Capítulo 30


Mas agora se riem de mim os de menos idade do que eu, e cujos pais eu teria desdenhado de pôr com os cães do meu rebanho.
De que também me serviria a força das suas mãos, força de homens cuja velhice esgotou-lhes o vigor?
De míngua e fome se debilitaram; e recolhiam-se para os lugares secos, tenebrosos, assolados e desertos.
Apanhavam malvas junto aos arbustos, e o seu mantimento eram raízes dos zimbros.
Do meio dos homens eram expulsos (gritava-se contra eles como contra um ladrão),
para habitarem nos barrancos dos vales e nas cavernas da terra e das rochas.
Bramavam entre os arbustos e ajuntavam-se debaixo das urtigas.
Eram filhos de doidos e filhos de gente sem nome e da terra eram expulsos.
Mas agora sou a sua canção e lhes sirvo de provérbio.
Abominam-me, e fogem para longe de mim, e no meu rosto não se privam de cuspir.
Porque Deus desatou a sua corda e me oprimiu; pelo que sacudiram de si o freio perante o meu rosto.
À direita se levantam os moços; empurram os meus pés e preparam contra mim os seus caminhos de destruição.

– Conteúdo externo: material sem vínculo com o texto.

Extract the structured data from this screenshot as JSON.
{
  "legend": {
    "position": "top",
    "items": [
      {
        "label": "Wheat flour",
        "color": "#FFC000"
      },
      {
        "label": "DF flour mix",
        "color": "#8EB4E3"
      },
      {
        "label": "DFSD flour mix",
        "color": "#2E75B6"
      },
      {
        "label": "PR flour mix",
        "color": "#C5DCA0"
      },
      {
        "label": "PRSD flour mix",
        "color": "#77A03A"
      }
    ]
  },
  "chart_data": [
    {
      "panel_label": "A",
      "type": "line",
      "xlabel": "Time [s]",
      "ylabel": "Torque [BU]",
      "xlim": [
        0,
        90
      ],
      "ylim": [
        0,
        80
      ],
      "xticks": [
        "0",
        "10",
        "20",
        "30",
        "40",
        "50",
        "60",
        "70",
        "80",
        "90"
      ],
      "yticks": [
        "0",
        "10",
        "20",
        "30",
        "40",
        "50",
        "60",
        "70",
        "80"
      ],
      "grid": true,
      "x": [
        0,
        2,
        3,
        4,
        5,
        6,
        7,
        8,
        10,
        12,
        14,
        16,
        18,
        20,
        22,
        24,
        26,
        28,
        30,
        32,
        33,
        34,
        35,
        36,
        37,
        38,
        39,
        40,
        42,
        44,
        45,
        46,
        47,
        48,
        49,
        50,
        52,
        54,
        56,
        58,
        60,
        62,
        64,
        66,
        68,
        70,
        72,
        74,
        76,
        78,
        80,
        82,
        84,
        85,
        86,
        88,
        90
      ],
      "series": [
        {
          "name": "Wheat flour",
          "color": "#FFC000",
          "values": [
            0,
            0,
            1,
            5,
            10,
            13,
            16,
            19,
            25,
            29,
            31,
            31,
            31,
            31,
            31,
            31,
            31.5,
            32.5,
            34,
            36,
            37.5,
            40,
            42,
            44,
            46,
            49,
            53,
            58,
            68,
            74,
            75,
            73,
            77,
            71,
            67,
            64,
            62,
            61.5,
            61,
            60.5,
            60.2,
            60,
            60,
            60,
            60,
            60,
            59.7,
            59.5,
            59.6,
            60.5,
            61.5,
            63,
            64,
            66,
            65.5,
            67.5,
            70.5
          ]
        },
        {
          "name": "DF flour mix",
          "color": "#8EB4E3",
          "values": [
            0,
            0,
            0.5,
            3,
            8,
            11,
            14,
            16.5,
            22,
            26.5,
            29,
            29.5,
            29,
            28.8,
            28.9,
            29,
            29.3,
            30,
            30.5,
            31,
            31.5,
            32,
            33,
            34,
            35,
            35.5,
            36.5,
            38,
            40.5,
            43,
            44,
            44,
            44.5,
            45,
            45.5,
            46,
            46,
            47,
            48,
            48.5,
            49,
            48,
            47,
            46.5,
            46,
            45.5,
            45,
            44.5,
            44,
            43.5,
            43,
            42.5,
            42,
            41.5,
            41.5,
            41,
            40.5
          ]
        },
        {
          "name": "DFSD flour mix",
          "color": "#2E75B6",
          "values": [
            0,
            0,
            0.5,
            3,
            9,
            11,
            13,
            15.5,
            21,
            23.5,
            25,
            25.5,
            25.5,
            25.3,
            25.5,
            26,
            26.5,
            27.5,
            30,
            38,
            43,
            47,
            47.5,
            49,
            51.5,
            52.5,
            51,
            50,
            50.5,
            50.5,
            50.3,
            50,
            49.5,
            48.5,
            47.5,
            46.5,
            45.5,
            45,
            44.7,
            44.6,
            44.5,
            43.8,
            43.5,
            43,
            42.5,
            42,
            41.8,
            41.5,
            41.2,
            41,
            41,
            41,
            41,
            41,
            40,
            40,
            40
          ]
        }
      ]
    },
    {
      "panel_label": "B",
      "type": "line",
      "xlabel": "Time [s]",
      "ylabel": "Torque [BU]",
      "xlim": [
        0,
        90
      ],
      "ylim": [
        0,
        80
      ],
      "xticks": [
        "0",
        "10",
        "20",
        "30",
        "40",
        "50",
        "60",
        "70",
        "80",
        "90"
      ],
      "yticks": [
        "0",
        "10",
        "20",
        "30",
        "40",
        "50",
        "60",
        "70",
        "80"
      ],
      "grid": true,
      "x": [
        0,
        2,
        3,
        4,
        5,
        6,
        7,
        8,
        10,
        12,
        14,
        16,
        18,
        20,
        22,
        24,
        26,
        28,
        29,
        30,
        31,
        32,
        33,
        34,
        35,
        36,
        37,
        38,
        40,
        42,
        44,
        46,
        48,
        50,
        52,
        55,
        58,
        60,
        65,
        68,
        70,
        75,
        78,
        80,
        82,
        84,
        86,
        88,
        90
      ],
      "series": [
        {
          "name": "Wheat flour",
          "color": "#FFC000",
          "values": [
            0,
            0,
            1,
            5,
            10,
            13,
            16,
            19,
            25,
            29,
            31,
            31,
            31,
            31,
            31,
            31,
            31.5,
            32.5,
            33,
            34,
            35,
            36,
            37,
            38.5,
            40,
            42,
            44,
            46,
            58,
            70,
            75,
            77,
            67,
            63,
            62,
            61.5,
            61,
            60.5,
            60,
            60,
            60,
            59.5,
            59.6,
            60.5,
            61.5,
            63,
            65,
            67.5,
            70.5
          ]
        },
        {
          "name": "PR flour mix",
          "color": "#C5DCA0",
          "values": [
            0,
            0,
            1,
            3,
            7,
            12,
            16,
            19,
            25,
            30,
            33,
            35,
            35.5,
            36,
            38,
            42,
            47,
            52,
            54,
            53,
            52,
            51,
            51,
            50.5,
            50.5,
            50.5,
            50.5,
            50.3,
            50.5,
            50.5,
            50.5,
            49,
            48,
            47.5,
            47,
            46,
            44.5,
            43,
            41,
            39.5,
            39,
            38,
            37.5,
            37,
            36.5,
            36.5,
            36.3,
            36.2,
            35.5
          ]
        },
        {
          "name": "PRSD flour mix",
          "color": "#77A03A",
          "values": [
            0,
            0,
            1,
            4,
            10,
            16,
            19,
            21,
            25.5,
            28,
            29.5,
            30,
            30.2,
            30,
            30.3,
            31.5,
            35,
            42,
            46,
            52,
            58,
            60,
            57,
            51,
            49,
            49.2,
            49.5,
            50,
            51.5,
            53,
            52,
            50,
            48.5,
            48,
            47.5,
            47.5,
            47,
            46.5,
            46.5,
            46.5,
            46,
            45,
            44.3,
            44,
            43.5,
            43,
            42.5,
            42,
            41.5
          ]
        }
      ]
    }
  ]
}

Desbaratam-me o meu caminho; promovem a minha miséria; uma gente que não tem nenhum ajudador.
Vêm contra mim como por uma grande brecha e revolvem-se entre a assolação.
Sobrevieram-me pavores; como vento perseguem a minha honra, e como nuvem passou a minha felicidade.
E agora derrama-se em mim a minha alma; os dias da aflição se apoderaram de mim.
De noite, se me traspassam os meus ossos, e o mal que me corrói não descansa.
Pela grande força do meu mal se demudou a minha veste, que, como a gola da minha túnica, me cinge.
Lançou-me na lama, e fiquei semelhante ao pó e à cinza.
Clamo a ti, mas tu não me respondes; estou em pé, mas para mim não atentas.
Tornaste-te cruel contra mim; com a força da tua mão resistes violentamente.
Levantas-me sobre o vento, fazes-me cavalgar sobre ele e derretes-me o ser.
Porque eu sei que me levarás à morte e à casa do ajuntamento destinada a todos os viventes.
Mas não estenderás a mão para um montão de terra, se houver clamor nele na sua desventura?
Porventura, não chorei sobre aquele que estava aflito, ou não se angustiou a minha alma pelo necessitado?
Todavia, aguardando eu o bem, eis que me veio o mal; e, esperando eu a luz, veio a escuridão.
O meu íntimo ferve e não está quieto; os dias da aflição me surpreenderam.
Denegrido ando, mas não do sol; levantando-me na congregação, clamo por socorro.
Irmão me fiz dos dragões, e companheiro dos avestruzes.
Enegreceu-se a minha pele sobre mim, e os meus ossos estão queimados do calor.
Pelo que se tornou a minha harpa em lamentação, e a minha flauta, em voz dos que choram.